Let’s get this out of the way first.
There are several things I like about the What’s Up with Culture website:
- It’s chock full of interesting and useful content.
- It’s written in approachable language without being superficial.
- There are numerous interactive and self-scoring activities.
- There are many humorous stories illustrating how students applied intercultural knowledge and skills.
- Even though it’s intended for U.S. study abroad students, the content is relevant to a wider audience.
But I really don’t like the site’s layout or navigation. I find it way too easy to get lost in the website, even with the left navigation sidebar. And I don’t like how much scrolling I have to do because the content window is so tiny.

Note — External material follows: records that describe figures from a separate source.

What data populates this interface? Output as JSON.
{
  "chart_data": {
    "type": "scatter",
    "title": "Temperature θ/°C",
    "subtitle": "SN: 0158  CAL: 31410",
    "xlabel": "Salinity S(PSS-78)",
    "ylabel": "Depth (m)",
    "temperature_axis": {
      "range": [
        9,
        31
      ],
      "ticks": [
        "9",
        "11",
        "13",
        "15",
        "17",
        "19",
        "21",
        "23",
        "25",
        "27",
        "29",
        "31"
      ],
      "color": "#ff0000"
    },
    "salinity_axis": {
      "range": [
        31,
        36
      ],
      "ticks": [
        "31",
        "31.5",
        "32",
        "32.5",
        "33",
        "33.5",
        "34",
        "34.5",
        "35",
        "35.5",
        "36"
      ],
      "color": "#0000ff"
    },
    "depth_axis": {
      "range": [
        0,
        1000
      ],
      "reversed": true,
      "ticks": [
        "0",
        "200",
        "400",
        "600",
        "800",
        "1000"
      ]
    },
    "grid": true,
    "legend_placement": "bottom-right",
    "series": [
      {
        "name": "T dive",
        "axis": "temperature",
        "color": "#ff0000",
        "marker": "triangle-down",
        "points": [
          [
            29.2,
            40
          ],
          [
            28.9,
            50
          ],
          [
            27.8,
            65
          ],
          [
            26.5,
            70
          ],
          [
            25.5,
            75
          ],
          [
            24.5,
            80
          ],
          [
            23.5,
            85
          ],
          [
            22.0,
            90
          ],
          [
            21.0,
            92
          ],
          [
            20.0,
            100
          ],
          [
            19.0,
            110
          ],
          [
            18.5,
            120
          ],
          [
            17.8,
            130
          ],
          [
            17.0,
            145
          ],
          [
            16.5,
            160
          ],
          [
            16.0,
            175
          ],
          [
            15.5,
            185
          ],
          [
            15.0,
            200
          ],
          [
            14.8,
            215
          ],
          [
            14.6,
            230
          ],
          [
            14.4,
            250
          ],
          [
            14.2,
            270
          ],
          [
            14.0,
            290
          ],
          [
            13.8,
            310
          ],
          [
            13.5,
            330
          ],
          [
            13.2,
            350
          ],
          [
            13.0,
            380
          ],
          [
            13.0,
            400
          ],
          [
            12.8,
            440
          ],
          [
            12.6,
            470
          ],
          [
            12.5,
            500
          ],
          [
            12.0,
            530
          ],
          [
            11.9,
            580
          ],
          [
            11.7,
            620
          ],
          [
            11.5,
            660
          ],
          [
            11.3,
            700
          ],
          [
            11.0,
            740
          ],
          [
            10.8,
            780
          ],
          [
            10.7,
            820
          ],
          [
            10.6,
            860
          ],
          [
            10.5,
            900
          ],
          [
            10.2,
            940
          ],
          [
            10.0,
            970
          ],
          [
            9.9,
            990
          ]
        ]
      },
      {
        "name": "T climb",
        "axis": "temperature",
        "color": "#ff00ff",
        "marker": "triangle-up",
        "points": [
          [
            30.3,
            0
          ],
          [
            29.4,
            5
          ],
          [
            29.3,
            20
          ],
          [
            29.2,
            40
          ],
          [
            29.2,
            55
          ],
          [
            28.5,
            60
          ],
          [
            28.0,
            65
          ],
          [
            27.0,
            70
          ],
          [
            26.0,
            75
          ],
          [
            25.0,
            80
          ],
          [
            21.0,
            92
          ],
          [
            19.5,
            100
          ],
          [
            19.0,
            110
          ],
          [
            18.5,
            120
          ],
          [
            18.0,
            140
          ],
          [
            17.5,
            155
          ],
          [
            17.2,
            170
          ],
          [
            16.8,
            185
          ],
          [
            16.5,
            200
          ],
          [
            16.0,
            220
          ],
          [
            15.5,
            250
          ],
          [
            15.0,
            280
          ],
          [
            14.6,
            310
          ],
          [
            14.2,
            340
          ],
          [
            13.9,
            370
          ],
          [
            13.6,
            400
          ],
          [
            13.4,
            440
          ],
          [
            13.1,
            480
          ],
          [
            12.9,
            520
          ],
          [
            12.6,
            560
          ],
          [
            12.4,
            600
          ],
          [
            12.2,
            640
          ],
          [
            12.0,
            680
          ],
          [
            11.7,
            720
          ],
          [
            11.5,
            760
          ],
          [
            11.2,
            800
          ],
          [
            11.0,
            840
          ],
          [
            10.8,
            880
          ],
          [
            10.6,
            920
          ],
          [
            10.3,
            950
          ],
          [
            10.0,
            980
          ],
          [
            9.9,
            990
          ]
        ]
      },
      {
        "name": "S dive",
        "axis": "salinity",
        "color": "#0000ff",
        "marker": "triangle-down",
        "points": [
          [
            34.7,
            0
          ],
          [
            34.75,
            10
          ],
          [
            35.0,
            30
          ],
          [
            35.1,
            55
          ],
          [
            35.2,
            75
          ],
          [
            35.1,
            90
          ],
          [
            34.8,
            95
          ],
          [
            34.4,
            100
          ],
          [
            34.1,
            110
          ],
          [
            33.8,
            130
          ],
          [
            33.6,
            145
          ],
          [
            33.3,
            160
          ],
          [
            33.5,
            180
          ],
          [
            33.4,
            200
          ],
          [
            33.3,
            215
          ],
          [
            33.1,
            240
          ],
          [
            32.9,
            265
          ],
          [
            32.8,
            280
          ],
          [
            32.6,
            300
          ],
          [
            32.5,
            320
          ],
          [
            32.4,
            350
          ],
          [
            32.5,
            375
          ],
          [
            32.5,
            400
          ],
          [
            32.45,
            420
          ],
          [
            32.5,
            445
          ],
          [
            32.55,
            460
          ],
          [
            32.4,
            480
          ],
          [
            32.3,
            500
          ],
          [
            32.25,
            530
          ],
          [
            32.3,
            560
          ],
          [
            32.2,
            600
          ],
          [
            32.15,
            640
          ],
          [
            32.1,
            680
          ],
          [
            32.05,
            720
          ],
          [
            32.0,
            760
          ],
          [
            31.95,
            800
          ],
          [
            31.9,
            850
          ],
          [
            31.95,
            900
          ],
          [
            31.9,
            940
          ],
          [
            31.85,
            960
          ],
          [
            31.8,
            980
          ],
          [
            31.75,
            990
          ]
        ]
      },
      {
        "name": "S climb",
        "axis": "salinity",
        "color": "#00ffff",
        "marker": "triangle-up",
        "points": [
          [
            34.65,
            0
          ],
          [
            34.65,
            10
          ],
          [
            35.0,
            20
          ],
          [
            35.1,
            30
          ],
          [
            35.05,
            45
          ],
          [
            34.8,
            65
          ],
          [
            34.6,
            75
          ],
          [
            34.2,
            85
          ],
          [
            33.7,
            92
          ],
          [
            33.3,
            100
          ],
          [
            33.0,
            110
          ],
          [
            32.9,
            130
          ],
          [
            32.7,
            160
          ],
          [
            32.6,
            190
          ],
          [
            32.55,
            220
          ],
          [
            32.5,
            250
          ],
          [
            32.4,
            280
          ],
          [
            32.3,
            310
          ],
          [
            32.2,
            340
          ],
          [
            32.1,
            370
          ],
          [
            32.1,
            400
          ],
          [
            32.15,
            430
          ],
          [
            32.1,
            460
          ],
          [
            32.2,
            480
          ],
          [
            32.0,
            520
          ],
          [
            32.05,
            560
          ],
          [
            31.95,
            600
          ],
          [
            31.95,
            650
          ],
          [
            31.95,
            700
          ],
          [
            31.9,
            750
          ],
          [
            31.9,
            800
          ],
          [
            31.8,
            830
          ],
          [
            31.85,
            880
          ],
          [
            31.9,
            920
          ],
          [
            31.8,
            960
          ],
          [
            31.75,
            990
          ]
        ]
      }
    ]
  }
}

I always refer my workshop participants to What’s Up with Culture for (convenient and free) further exploration of the concepts I present, but I always worry that the awkward layout and navigation might turn people away from such useful content.
That’s why I thought a guided tour of What’s Up with Culture would be helpful.
Now, about Module 1.
This is the module I most often use. Technically, it’s called What to Know Before You Go, but really this module just talks all about visible and invisible cultural elements and how to become more aware of them.
You don’t have to be preparing to study abroad to find that information useful.
Module 1 is long. It has 7 sections, each with subsections. But really, the sections can be divided into these 3 categories.
Note: I unfortunately just realized that I can’t seem to link to individual activities – so each link below will take you to the starting page for What’s up with Culture. Sorry. But please don’t let that stop you from taking a look at their great content.
What culture is and how to learn about it
Culture as an iceberg
How our values and beliefs influence our behavior
Culture specific or culture general? Stereotype or generalization?
Is this a universal, cultural or personal thing?
Reality or cultural perspective?
Cultural patterns and how they influence perspectives and behaviors
How values and beliefs are expressed in our speech
Are there U.S. cultural values?
13 categories for comparing and contrasting cultures
Sources of U.S. American culture
3 ways to use What’s Up with Culture
Personal Reflection and Learning
Because What’s Up with Culture is completely online, free, and offers interactive and self-scoring activities, you can easily work your way through the website in a self-study type of way.
Keep a journal as you go through each section and record your thoughts, feelings, observations, and questions. If you prefer talking about what you’re learning, instead of writing, or need built-in accountability, why not find a colleague or two who will go through the modules together.
Prepare Students to Study Abroad
If you are taking a group of students abroad, take a look at the very first section of Module 1. This section helps students identify their goals , worries, and potential challenges related to their upcoming journey. Could be a great way to start an intercultural conversation.
You could also pick and choose a couple other activities to introduce before, during, and after the abroad experience — the cultural iceberg, stereotypes and generalizations, and categories for comparing/contrasting cultures, for example.
Raise Students’ Cultural Awareness in the Classroom
What’s up with Culture is also a fantastic resource for the classroom. Here are 3 activity ideas:
- Project the iceberg activity onto a smartboard (if you’re fortunate enough to have one!) and have students move the cultural elements to their appropriate place above or below the water line.
- After discussing the sections on verbal and non-verbal behavior, ask students to observe and document other students’ non-verbal behavior in various situations. Have them report their observations to the class. Then, talk about the concept of “universal, cultural and personal”.
- Print out the idioms (or create the equivalent in another language) in the “how values and beliefs are expressed in our speech” section and create an interactive bulletin board display.
Do you talk about culture with your students? How?